Saturday, December 25, 2010


From Reilly's notes:
"The complexion should be first comprehended as a generality. Visualize at the start of a painting the model at 200 ft. All the colors of the model would average out into a generality. As the painting would proceed to completion, technically the model would come closer and closer and as this happens the complexion would then divide up into smaller color changes for you to paint into the chosen basic complexion."

On the Head:
The string of complexion flesh tones on your palette, chosen from the forehead for a portrait, represents the average of the subject's complexion, as if seen from a distance. Once this average is laid in, you will begin to see and make local changes. Remember, we are thinking in terms of hue, value and chroma. In general, the middle area of the face becomes darker (value), redder (hue) and stronger (chroma) than the average, while the lower section is darker and weaker than the average, as Reilly illustrates below.

On the Figure:
On the figure, where the complexion average is drawn from the torso, you will see the complexion become darker, redder, and stronger as it approaches the extremities.

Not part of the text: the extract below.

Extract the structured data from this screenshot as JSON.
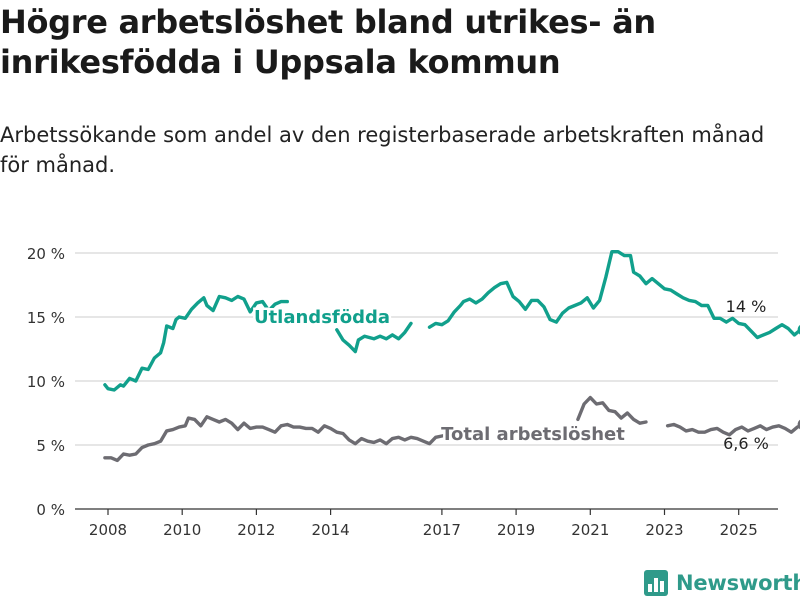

Here Reilly illustrates differences between a light, middle and dark complexion. 
© 2010 John Ennis

Next topic: The Lay-In


James King said...

Informative! Very useful. Many thanks for posting this.

Anonymous said...

Really enjoying reading Mr. Reilly's notes & your explanations. I've never been to art school or had much in the way of classes, and I'm trying to learn about the history and technique of drawing and painting, as well as improving my own work. This blog is a great help to that end. Thank you!